LAREDO, Texas — U.S. Rep. Henry Cuellar is continuing his efforts to get a high-speed rail service between South Texas and Monterrey.

Last week, the Laredo congressman hosted a two-day international meeting with the Federal Railroad Administration, state and federal agencies and their Mexican counterparts to discuss standards and protocols for a rail service from the United States to Mexico.

U.S. Rep. Henry Cuellar

In the Fiscal Year 2016 Omnibus House Appropriations bill, Cuellar added language for a feasibility study for a passenger rail between San Antonio and Monterrey through Laredo. It reads as follows:

“The Committee understands that standards or protocols for passenger rail between the United States and Mexico do not currently exist. The Committee encourages FRA to work with all relevant state and federal agencies and their Mexican counterparts to study what standards and protocols are needed to facilitate a passenger and freight rail line between the U.S. and Mexico, in Texas, and other international land crossings.”

During the meetings, held January 23 and January 24 at Texas A&M International University, discussions centered on the possibility of a high-speed rail, what safety and infrastructure regulations need to be in place, and current rail standards in U.S. and Mexico.
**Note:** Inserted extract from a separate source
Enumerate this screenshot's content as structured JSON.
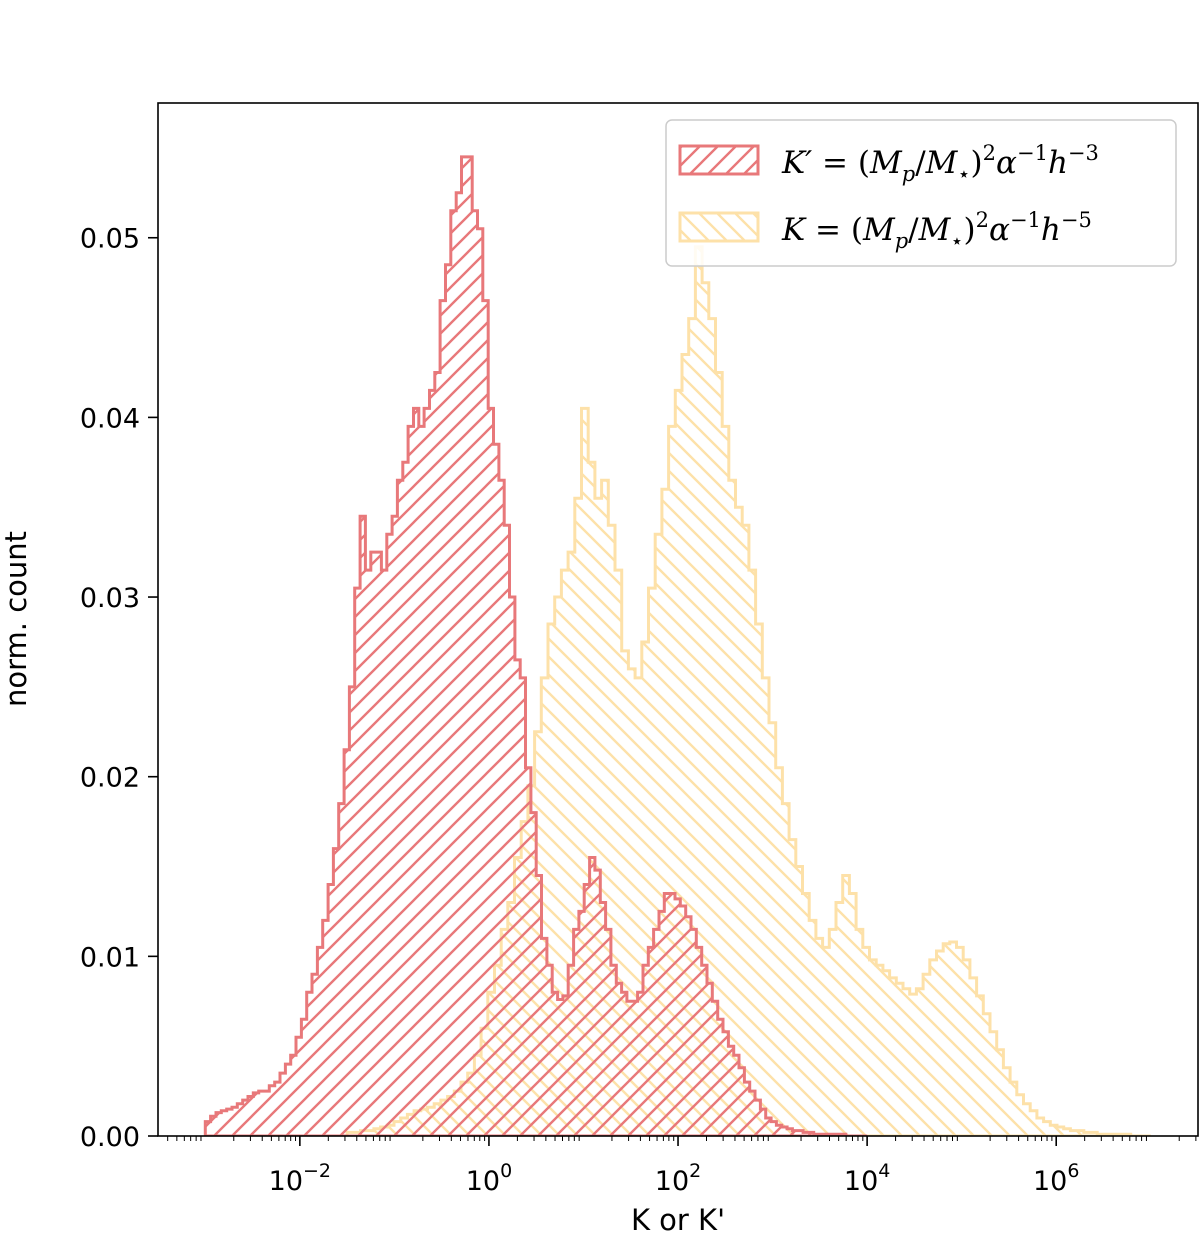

“How we can harmonize the protocol for more trains and particularly passenger trains between U.S. and México?” Cuellar told Rio Grande Guardian. “We don’t have a train line between both countries, we do have cargo (which is good), but we need to make sure we also look at passenger.”

One project that particularly has stakeholders excited is a proposed high-speed rail project from San Antonio to Monterrey via Laredo.

“The proposed route for the high-speed passenger rail would begin in San Antonio at the VIA Transit Center Station, stop northwest of Laredo at a new railway bridge near the Laredo Colombia Solidarity Bridge (LCSB), and continue on a new rail line approved for construction in the Mexican state of Nuevo Leon with a final destination of Monterrey, Mexico,” explained Cuellar’s office through a press release.

The Texas Department of Transportation already conducted a feasibility study for this tentative new line.

The meeting at TAMIU was the first meeting of its kind and Cuellar believes it was an example of how U.S. leaders are looking to work more closely with their counterparts in Mexico. Representatives from the Federal Rail Administration, the City of Laredo, Webb County, the Texas Department of Transportation, Mexico’s Communications and Transportation Ministry, the Corporation for the Development of the Border Area of Nuevo León (CODEFRONT), Nuevo León Public Transportation Agency, and Economic Development Ministry of the City of Monterrey, were present during the two days of meetings.

Authorities consider a passenger rail as an option to increase tourism and boost development and growth in the participating cities. “This exciting project will benefit our communities,” Cuellar added.

In a story published by Rio Grande Guardian in 2015, Texas Representative Richard Peña Raymond, said the project was going to happen.

“That is an important project. That will happen. We are going to have something from San Antonio south,” Raymond said. According to the same report in 2015, Nuevo León had expressed it had “all the necessary permits in place to build a high-speed line from Monterrey to Nuevo Laredo.”